Marc Ferranti | Dec. 13, 2016
It's been a wild and weird year for tech: Here's a look at the stories that rocked the world of IT and beyond

Samsung's Note7 recall: Epic fail

161011 note7 100686926 orig Martyn Williams

A sign advises against use of Samsung's Note 7 in aircraft at Changi Airport in Singapore on Oct. 8, 2016.

When Samsung released the stylish Galaxy Note7 in August, gushing reviewers found a lot to like. But soon enough, if you called it a "hot" product you'd be accused of committing a bad pun. Users started reporting problems with overheating and even outright fires. Samsung started recalling the device, and in October it finally threw in the towel, stopping production. The Note7 recall has been both a public-relations and a financial debacle for Samsung, and one of the tech industry's epic fails of all time: The company has reported that third-quarter operating profit fell 95 percent, largely as a result of the Note7 recall.

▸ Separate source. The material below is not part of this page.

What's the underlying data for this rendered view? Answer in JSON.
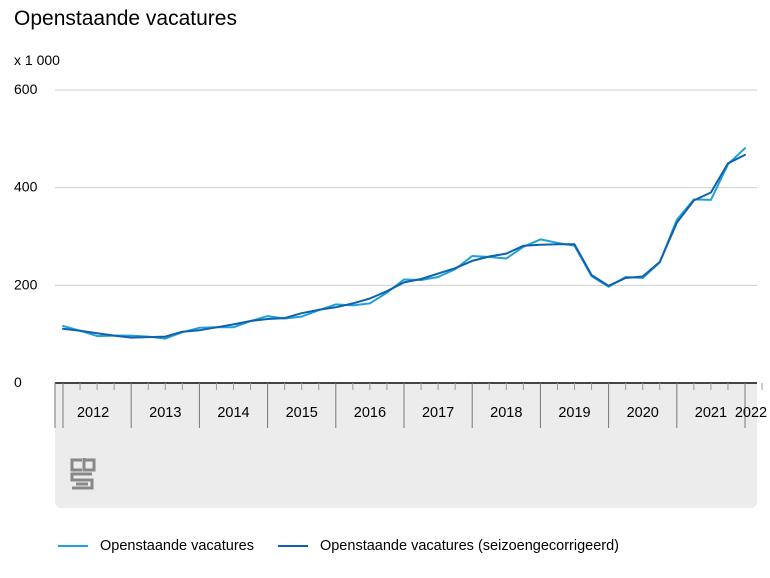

AlphaGo dominates, humans get worried

screen shot 2016 03 10 at 12.27.15 am Google

Lee Se-dol plays against AlphaGo in second game on March 10, 2016

Google DeepMind's AlphaGo artificial-intelligence program overwhelmed 18-time world champion Go player Lee Se-dol in March, beating him 4 games to one in a Seoul match watched around the world. The AlphaGo program's ability to to learn from its experience apparently explained its unexpected and far-from-human moves. It was arguably the biggest AI v. man event since IBM's Deep Blue defeated Garry Kasparov in chess in 1997. As a wide variety of films and TV series around the world attest, concerns about AI have entered the zeitgeist, and no wonder: Milestones keep happening as AI is incorporated into everyday tech products. Google CEO Sundar Pichai said, "We've evolving form a mobile-first to an 'AI-first' world." That is exactly what has humans worried.

Apple kills headphone jack: Courage or arrogance?

160907 apple iphone7 5 Susie Ochs

Apple's iPhone 7

When Apple announced in September it was eliminating the 3.5mm headphone jack in the iPhone 7 to pave the way to a wireless future, users around the world fumed. Getting rid of USB ports in the new Macbooks added insult to injury for many. Now, uncountable peripherals will no longer directly work with Apple devices. Apple's Phil Schiller said it took "courage" for Apple to move on from legacy ports, but many users said the change showed that Apple cares more about its own vision than about consumers.

Apple v. FBI: Encryption debate intensifies

encryption security Martyn Williams

An Android smartphone going through the disk encryption process.

In February, Apple was ordered by a federal judge in California to provide assistance to the Federal Bureau of Investigation to search a locked iPhone 5c that was used by Syed Rizwan Farook in the December 2015 attack in San Bernardino, California, that left more than a dozen people dead. The order crystallized a long-running debate about public access to encrypted devices, including whether tech companies should help law enforcement crack encrypted devices. In March, the judicial order was vacated after the FBI was able to hack the iPhone with the help of an unidentified third party. With law enforcement officials around the world dealing with an increasing number of encrypted devices in criminal cases, though, the debate over encryption is far from over.